L’avant-projet de loi d’habilitation prévoit une instance unique de représentation du personnel, issue de la fusion des délégués du personnel, du comité d’entreprise et du comité d’hygiène, de sécurité et conditions de travail.

Un changement amorcé en 2015 puisque la loi Rebsamen permet déjà aux entreprises de moins de 300 salariés de mettre en place une délégation unique du personnel (DUP) et d’y intégrer le CHSCT. Et dans les sociétés de plus de 300 salariés, la mise en place d’une DUP est possible par d’accord majoritaire.

Mais Emmanuel Macron veut encore plus simplifier et limiter les effets de seuils.

Les ordonnances à venir devraient définir les attributions et le fonctionnement de cette instance unique, y compris les délais d’information-consultation, les moyens, le nombre maximal de mandats électifs successifs ainsi que les conditions et modalités de recours à une expertise.

Cette instance unique pourrait même, sous certaines conditions, négocier les accords collectifs. Dans ce cas, elle aurait la fonction actuellement dévolue aux délégués syndicaux.

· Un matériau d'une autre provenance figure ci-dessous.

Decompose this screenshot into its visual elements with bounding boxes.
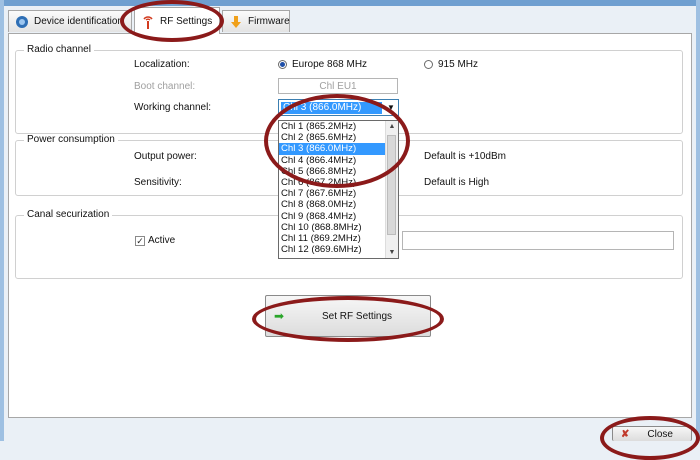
channel-option[interactable]: Chl 12 (869.6MHz)	[279, 244, 385, 255]
working-channel-dropdown[interactable]: Chl 1 (865.2MHz) Chl 2 (865.6MHz) Chl 3 (8…	[278, 120, 399, 259]
channel-option[interactable]: Chl 3 (866.0MHz)	[279, 143, 385, 155]
bottom-bar	[4, 418, 696, 441]
sensitivity-label: Sensitivity:	[134, 177, 182, 188]
window-left-border	[0, 0, 4, 441]
channel-option[interactable]: Chl 4 (866.4MHz)	[279, 155, 385, 166]
localization-label: Localization:	[134, 59, 190, 70]
active-checkbox[interactable]: ✓ Active	[135, 235, 175, 246]
tab-firmware[interactable]: Firmware	[222, 10, 290, 32]
radio-channel-title: Radio channel	[24, 44, 94, 55]
tab-strip: Device identification RF Settings Firmwa…	[4, 6, 696, 34]
output-power-label: Output power:	[134, 151, 197, 162]
tab-label: Firmware	[248, 16, 290, 27]
boot-channel-field: Chl EU1	[278, 78, 398, 94]
antenna-icon	[141, 14, 155, 29]
scroll-down-icon[interactable]: ▼	[386, 249, 398, 256]
close-label: Close	[647, 428, 673, 440]
channel-option[interactable]: Chl 10 (868.8MHz)	[279, 222, 385, 233]
tab-device-identification[interactable]: Device identification	[8, 10, 132, 32]
device-id-icon	[15, 15, 29, 29]
canal-securization-title: Canal securization	[24, 209, 113, 220]
output-power-default: Default is +10dBm	[424, 151, 506, 162]
working-channel-label: Working channel:	[134, 102, 212, 113]
set-rf-settings-button[interactable]: ➡ Set RF Settings	[265, 295, 431, 337]
green-arrow-icon: ➡	[274, 309, 285, 323]
channel-option[interactable]: Chl 9 (868.4MHz)	[279, 211, 385, 222]
channel-option[interactable]: Chl 7 (867.6MHz)	[279, 188, 385, 199]
boot-channel-label: Boot channel:	[134, 81, 196, 92]
window-right-border	[696, 0, 700, 441]
radio-dot	[278, 60, 287, 69]
red-x-icon: ✘	[621, 428, 630, 440]
scroll-up-icon[interactable]: ▲	[386, 123, 398, 130]
channel-option[interactable]: Chl 11 (869.2MHz)	[279, 233, 385, 244]
working-channel-value: Chl 3 (866.0MHz)	[281, 101, 382, 114]
active-label: Active	[148, 235, 176, 246]
channel-option[interactable]: Chl 6 (867.2MHz)	[279, 177, 385, 188]
radio-dot	[424, 60, 433, 69]
power-consumption-title: Power consumption	[24, 134, 118, 145]
working-channel-select[interactable]: Chl 3 (866.0MHz) ▼	[278, 99, 399, 116]
channel-list: Chl 1 (865.2MHz) Chl 2 (865.6MHz) Chl 3 (8…	[279, 121, 385, 258]
close-button[interactable]: ✘ Close	[612, 426, 692, 441]
firmware-warning-icon	[229, 15, 243, 29]
tab-rf-settings[interactable]: RF Settings	[134, 7, 220, 34]
tab-label: RF Settings	[160, 15, 213, 27]
checkmark-icon: ✓	[135, 235, 145, 246]
radio-europe-868[interactable]: Europe 868 MHz	[278, 59, 367, 70]
set-rf-settings-label: Set RF Settings	[322, 310, 393, 322]
sensitivity-default: Default is High	[424, 177, 490, 188]
channel-option[interactable]: Chl 2 (865.6MHz)	[279, 132, 385, 143]
channel-option[interactable]: Chl 5 (866.8MHz)	[279, 166, 385, 177]
dropdown-scrollbar[interactable]: ▲ ▼	[385, 121, 398, 258]
radio-label: Europe 868 MHz	[292, 59, 368, 70]
tab-label: Device identification	[34, 16, 123, 27]
chevron-down-icon[interactable]: ▼	[384, 103, 398, 112]
scroll-thumb[interactable]	[387, 135, 396, 235]
channel-option[interactable]: Chl 8 (868.0MHz)	[279, 199, 385, 210]
radio-915[interactable]: 915 MHz	[424, 59, 478, 70]
radio-label: 915 MHz	[438, 59, 479, 70]
security-key-field[interactable]	[402, 231, 674, 250]
channel-option[interactable]: Chl 1 (865.2MHz)	[279, 121, 385, 132]
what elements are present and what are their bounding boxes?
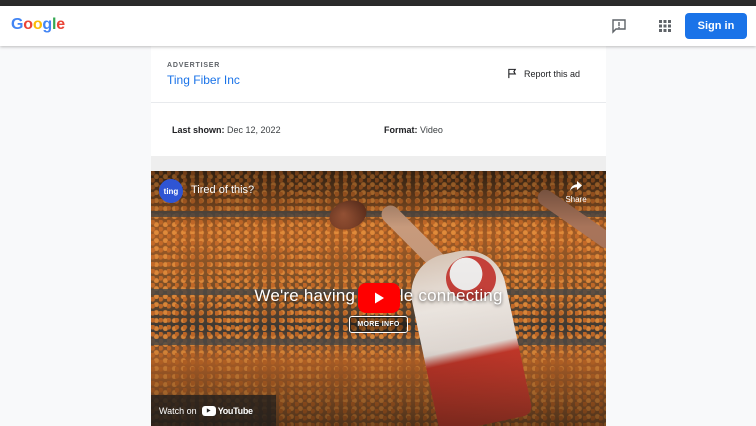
watch-on-label: Watch on bbox=[159, 405, 197, 416]
logo-letter: G bbox=[11, 16, 24, 33]
video-title[interactable]: Tired of this? bbox=[191, 184, 254, 196]
play-button[interactable] bbox=[358, 283, 400, 313]
report-ad-label: Report this ad bbox=[524, 68, 581, 79]
logo-letter: e bbox=[56, 16, 65, 33]
youtube-label: YouTube bbox=[217, 405, 253, 416]
share-button[interactable]: Share bbox=[561, 179, 591, 204]
feedback-icon[interactable] bbox=[611, 18, 627, 34]
sign-in-button[interactable]: Sign in bbox=[685, 13, 747, 39]
more-info-button[interactable]: MORE INFO bbox=[349, 316, 408, 333]
channel-avatar[interactable]: ting bbox=[159, 179, 183, 203]
advertiser-name-link[interactable]: Ting Fiber Inc bbox=[167, 73, 240, 87]
play-icon bbox=[375, 292, 384, 304]
report-ad-button[interactable]: Report this ad bbox=[507, 68, 580, 79]
youtube-play-icon bbox=[201, 405, 216, 416]
divider bbox=[151, 102, 606, 103]
apps-grid-icon[interactable] bbox=[657, 18, 673, 34]
format-label: Format: bbox=[384, 125, 418, 135]
format-value: Video bbox=[420, 125, 443, 135]
advertiser-label: ADVERTISER bbox=[167, 62, 221, 69]
header: Google Sign in bbox=[0, 6, 756, 46]
share-label: Share bbox=[565, 195, 587, 204]
ad-format: Format: Video bbox=[384, 125, 443, 135]
logo-letter: g bbox=[42, 16, 52, 33]
youtube-logo: YouTube bbox=[201, 405, 253, 416]
google-logo[interactable]: Google bbox=[11, 16, 65, 34]
flag-icon bbox=[508, 68, 517, 79]
section-separator bbox=[151, 156, 606, 171]
watch-on-youtube-button[interactable]: Watch on YouTube bbox=[151, 395, 276, 426]
share-icon bbox=[570, 181, 582, 191]
last-shown-label: Last shown: bbox=[172, 125, 225, 135]
ad-details-card: ADVERTISER Ting Fiber Inc Report this ad… bbox=[151, 46, 606, 426]
video-player[interactable]: ting Tired of this? Share We're having t… bbox=[151, 171, 606, 426]
logo-letter: o bbox=[32, 16, 43, 33]
last-shown-value: Dec 12, 2022 bbox=[227, 125, 281, 135]
logo-letter: o bbox=[23, 16, 33, 33]
last-shown: Last shown: Dec 12, 2022 bbox=[172, 125, 281, 135]
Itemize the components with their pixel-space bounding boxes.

Cette instance unique suscite une certaine inquiétude chez les syndicats dans la mesure où chacune de ces instances possède ses propres prérogatives et que certains élus pourraient perdre leur rôle. Ces changements annoncés par le nouveau Président de la République arrivent de plus juste après une période de réformes (Loi Travail, Loi Rebsamen et Loi Macron).

Les partenaires sociaux redoutent cette réforme qui, à leurs yeux, va diminuer leurs droits, en supprimant des mandats. D’autres questions restent posées comme le budget de fonctionnement de cette instance puisqu’aujourd’hui le Comité d’entreprise est le seul à disposer d’un budget correspondant à 0.2 % de la masse salariale et qui devrait donc être partagé en trois. D’autres critiques sont émises comme celle qui concerne la compétence de l’élu qui siègera dans l’instance unique.